Por Noviembre 1, 2012

La jalea sin sabor es la trampa maestra de los pasteleros. Ayuda a dar forma, pero es incolora e insípida. Es así por naturaleza, y cumple bien su rol.  En política puede pasar exactamente lo mismo. Quien desea ser electo - en especial quienes necesitan del “cincuenta-más-uno”- quiere maximizar sus probabilidades apuntando al votante medio. Para hacerlo, debe centrar muchas de sus propuestas, coquetear con algunas lejanas y hacer gestos a las más cercanas. Nada de eso estaría mal si no fuera porque existe la tendencia a no querer tomar posiciones incómodas o impopulares, por miedo a dejar ir a un grupo de los preciados votantes de ese centro. En el fondo, a transformase en alguien sin pensamiento propio, sino que más bien un experto en promediar posiciones o dedicarse a transmitir lo que según las encuestas las personas desean.

En un contexto de voto voluntario, esta estrategia está destinada al fracaso.

Con el padrón antiguo -inscripción voluntaria y voto obligatorio-, el electorado se comporta de manera bastante predecible. Lo primero que un candidato debe hacer es lograr ser conocido, para luego generar adhesión. Lo demás vendrá por añadidura. En esta lógica, las campañas “aéreas” que terminan al alza, con sensación de triunfo, hartas palomas con buenas fotos, volanteos y apretones de manos en la feria son la clave.  Luego habrá tiempo para el contenido. En términos de marketing, al momento de la verdad, con el voto y el lápiz en la mano, lo fundamental es el “top of mind”.

Sin embargo, el panorama es muy diferente con el voto voluntario. En la economía política se modelan dos argumentos para explicar por qué las personas acuden a votar. El primero es que un voto puede ser el dirimente de la elección, y por ende, el beneficio neto de quien realizó ese voto supera con creces el costo de ir a votar. La segunda razón, es que no solamente se debe ver el costo-beneficio observable, sino que además hay preferencias por votar. Es decir, obtengo satisfacción -un “premio”- porque salga mi candidato, o en su defecto, pierda el que no me gusta.

Pese a que el argumento del voto dirimente tiene una mínima probabilidad de ocurrir, lo que se observa es que cuando hay una supuesta “carrera corrida” y hay voto voluntario, menos personas concurren a votar. No hay para qué. La paradoja es que unos pocos terminan dirimiendo la elección, y un caso paradigmático parece ser Ñuñoa.

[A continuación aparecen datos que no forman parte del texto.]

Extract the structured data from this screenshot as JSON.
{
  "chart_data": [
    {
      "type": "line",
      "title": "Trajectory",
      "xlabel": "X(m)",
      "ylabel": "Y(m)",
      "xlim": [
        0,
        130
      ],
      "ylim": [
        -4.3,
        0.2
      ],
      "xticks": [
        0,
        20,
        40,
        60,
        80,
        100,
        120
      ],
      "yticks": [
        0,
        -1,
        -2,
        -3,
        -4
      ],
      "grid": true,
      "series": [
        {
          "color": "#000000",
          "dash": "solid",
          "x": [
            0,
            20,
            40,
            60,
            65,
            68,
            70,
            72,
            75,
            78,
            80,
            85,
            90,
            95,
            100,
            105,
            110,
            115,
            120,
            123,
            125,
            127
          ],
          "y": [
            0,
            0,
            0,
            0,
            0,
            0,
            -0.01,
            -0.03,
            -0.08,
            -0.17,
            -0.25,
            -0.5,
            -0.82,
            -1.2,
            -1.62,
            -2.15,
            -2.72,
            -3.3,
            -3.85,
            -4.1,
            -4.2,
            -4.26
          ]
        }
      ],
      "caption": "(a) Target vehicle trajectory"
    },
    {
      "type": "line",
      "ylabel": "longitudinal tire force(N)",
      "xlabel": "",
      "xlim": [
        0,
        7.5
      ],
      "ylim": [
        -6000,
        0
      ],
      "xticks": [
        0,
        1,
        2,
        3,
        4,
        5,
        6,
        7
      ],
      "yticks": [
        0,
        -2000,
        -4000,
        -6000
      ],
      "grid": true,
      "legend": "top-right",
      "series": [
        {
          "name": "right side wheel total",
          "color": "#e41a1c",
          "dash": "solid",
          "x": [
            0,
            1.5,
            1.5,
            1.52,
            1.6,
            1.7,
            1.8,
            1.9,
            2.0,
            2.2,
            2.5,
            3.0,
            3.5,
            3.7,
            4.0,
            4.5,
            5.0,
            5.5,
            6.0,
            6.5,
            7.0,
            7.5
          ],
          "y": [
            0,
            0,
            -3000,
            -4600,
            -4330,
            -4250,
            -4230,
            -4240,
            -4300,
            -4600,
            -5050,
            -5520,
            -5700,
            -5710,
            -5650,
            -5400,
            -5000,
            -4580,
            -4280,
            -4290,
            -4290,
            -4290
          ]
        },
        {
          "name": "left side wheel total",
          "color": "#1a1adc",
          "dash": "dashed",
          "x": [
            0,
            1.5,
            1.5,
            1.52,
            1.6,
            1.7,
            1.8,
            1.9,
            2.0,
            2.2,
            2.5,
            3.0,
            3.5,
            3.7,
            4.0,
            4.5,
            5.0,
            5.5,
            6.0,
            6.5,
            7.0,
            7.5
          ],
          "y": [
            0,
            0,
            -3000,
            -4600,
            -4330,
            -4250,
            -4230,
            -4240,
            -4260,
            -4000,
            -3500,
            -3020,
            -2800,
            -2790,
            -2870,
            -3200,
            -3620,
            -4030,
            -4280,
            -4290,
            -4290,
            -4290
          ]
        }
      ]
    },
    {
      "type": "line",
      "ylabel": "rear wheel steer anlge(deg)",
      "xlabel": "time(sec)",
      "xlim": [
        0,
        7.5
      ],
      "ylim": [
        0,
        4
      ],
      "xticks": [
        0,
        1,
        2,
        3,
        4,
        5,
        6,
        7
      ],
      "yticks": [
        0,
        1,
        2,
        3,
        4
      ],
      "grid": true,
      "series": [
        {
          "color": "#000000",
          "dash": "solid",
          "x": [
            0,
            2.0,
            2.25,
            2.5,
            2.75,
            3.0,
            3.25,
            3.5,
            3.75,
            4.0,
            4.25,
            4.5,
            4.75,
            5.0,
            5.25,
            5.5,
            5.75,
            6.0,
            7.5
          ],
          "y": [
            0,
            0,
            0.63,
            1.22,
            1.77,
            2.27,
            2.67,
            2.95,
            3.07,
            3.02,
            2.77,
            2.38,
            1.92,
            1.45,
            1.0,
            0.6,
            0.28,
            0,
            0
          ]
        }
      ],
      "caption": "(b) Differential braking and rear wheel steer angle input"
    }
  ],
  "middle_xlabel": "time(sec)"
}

Pero el argumento de las preferencias es el más profundo, y el que hace terminar con la jalea sin sabor.  Con el voto voluntario -y la inscripción automática- los ciudadanos necesitan razones que los movilicen para ir a votar por uno o por otro. Es decir, que haya “preferencias fuertes”.  Por lo mismo, un candidato que ahora quiera salir electo, no debe poner como único objetivo ser el “top of mind” de la población promedio, sino que movilizar a “su” público. Y para ello, necesita tener contenido, tomar posiciones y generar energía suficiente como para que los votantes vayan y efectivamente sufraguen por él. En esta lógica, la táctica del silencio de Michelle Bachelet tendría que llegar a su fin.

Porque sin duda, lo insípido pasa a ser desechable, y lo sabroso pasa a ser deseable.

No es de extrañar que se hagan más primarias para comprobar el poder de movilización de los candidatos, así como la generación de discursos que van más hacia el votante medio de sus propios partidos que del país en general. Podría llamarse una “americanización” de nuestra política. Yo prefiero llamarle el fin de la jalea sin sabor.